Pacific Rim, ou o encantamento (e o coração) do cinema-espectáculo

Quis a sorte que o primeiro filme que vi em cinema - improvisado, é certo, mas ainda assim cinema - tenha sido Jurassic Park, de Steven Spielberg. Na aldeia alentejana onde cresci, cinema era coisa inexistente, algo que acontecia nas cidades onde só se ia uma vez por acaso a cada dois meses, e nunca com tempo para aproveitar tais coisas. Em 1993, porém, isso mudou - e poucos meses após a estreia, o cinema regressou à aldeia por mão de um projeccionista ambulante da terra que conseguiu lá levar um dos maiores blockbusters daquela década pouco tempo depois da sua estreia. Para um miúdo de gostos geek e completamente apaixonado por tudo o que estivesse relacionado com dinossauros (sabia tudo o que era possível um miúdo de oito anos saber sobre Tyranossaurus Rex, Brachiosaurus ou Velociraptors), aquela estreia foi um Natal antecipado; e foi com um entusiasmo desmedido que fui assistir ao filme, exibido na Casa do Povo da aldeia. De 93 a esta parte vi dezenas de filmes em dezenas de salas de cinema - e, na sua maioria, foram filmes bons ou muito bons; nenhum, porém, conseguiu deixar aquela sensação de encantamento puro, de estar a assistir a algo fascinante, com criaturas maravilhosas numa escala desmesurada, larger than life. Foram precisos 20 anos para recuperar essa sensação - e, desta vez, pela mão de Guillermo Del Toro com Pacific Rim.

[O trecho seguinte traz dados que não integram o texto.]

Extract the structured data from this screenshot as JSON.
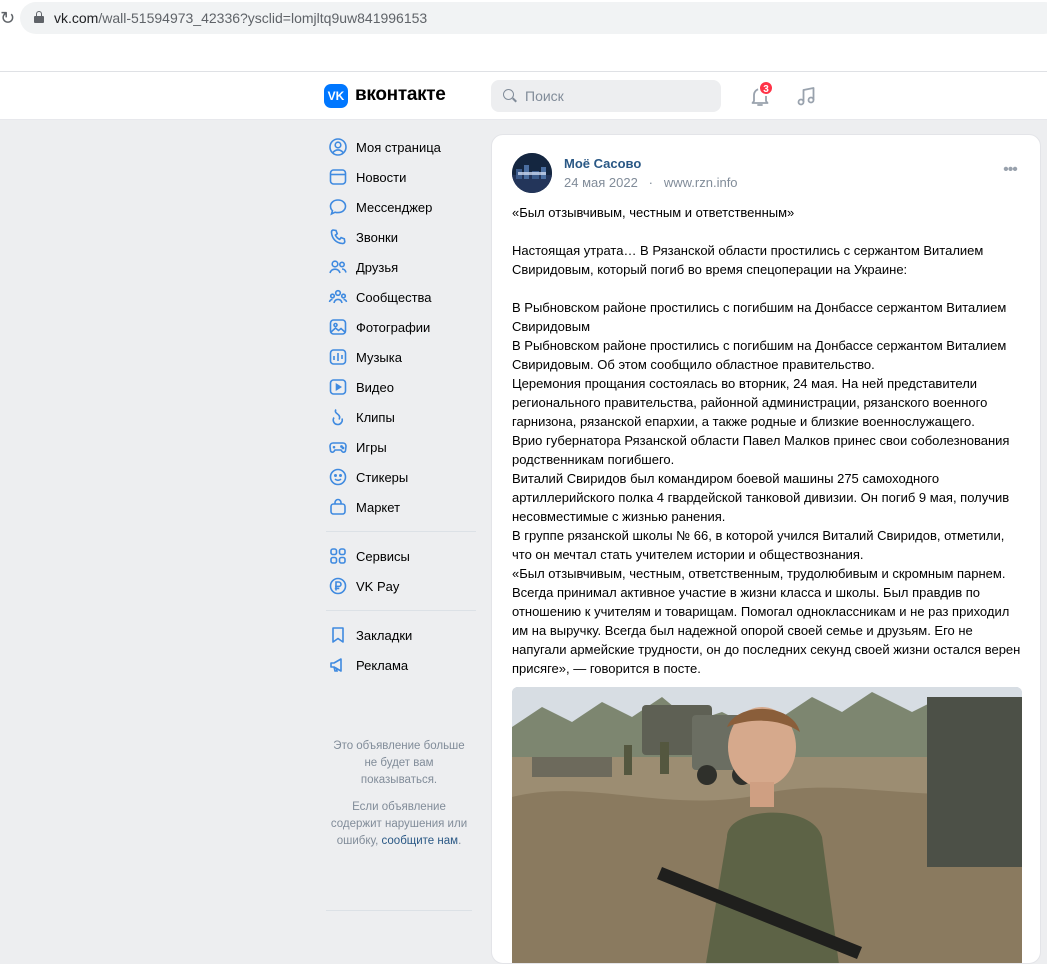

Para quem gosta do género, ou para quem tenha alguns filmes e algumas séries de monstros ou robots gigantes como referências da infância, será porventura difícil assistir a Pacific Rim sem um sorriso. De facto, a primeira coisa que salta à vista no blockbuster de Guillermo Del Toro é a sua escala tremenda, incomparável a qualquer outro filme do seu género (ou de outro género). Os mostros de Del Toro, os Kaiju, são a perfeita definição de gigante numa tela - e os robots, os Jaegers, não lhes ficam atrás. 


Mas o tamanho não é tudo: os monstros parecem mesmo monstros e os robots parecem mesmo robots, ganhando vida através de uma componente visual cuidada e de efeitos especiais deslumbrantes, capazes de os recriar com a imponência e a força que parecem ter quando se entregam a combates violentos, atmosféricos como nenhuns outros (o ambiente chuvoso serve um propósito essencialmente prático, bem sei, mas funciona também no plano emocional), com uma energia contagiante. A promessa do realizador, o único compromisso que fez para o filme, foi cumprido na íntegra: giant fucking monsters against giant fucking robots.


É na diversidade de monstros e robots que começamos a ver como Del Toro e o argumentista Travis Beacham conceberam não só o seu espectáculo de acção mas como todo um mundo interessante em redor da premissa básica do filme. Qual desastre natural, os Kaiju são agrupados em cinco categorias de acordo com as suas dimensões e capacidades, e ainda que haja em cada monstro uma certa evidência de origem comum, são individualizados na sua forma e na sua habilidade (Leatherback e Otachi são disso excelentes exemplos) - e nota-se nas formas a estética inconfundível de Del Toro, presente em filmes como Hellboy ou El Laberinto Del Fauno. Mas também os Jaegers são diversos, com o americano Gipsy Danger a ser bastante diferente do russo Cherno Alpha ou do chinês Crimson Typhoon.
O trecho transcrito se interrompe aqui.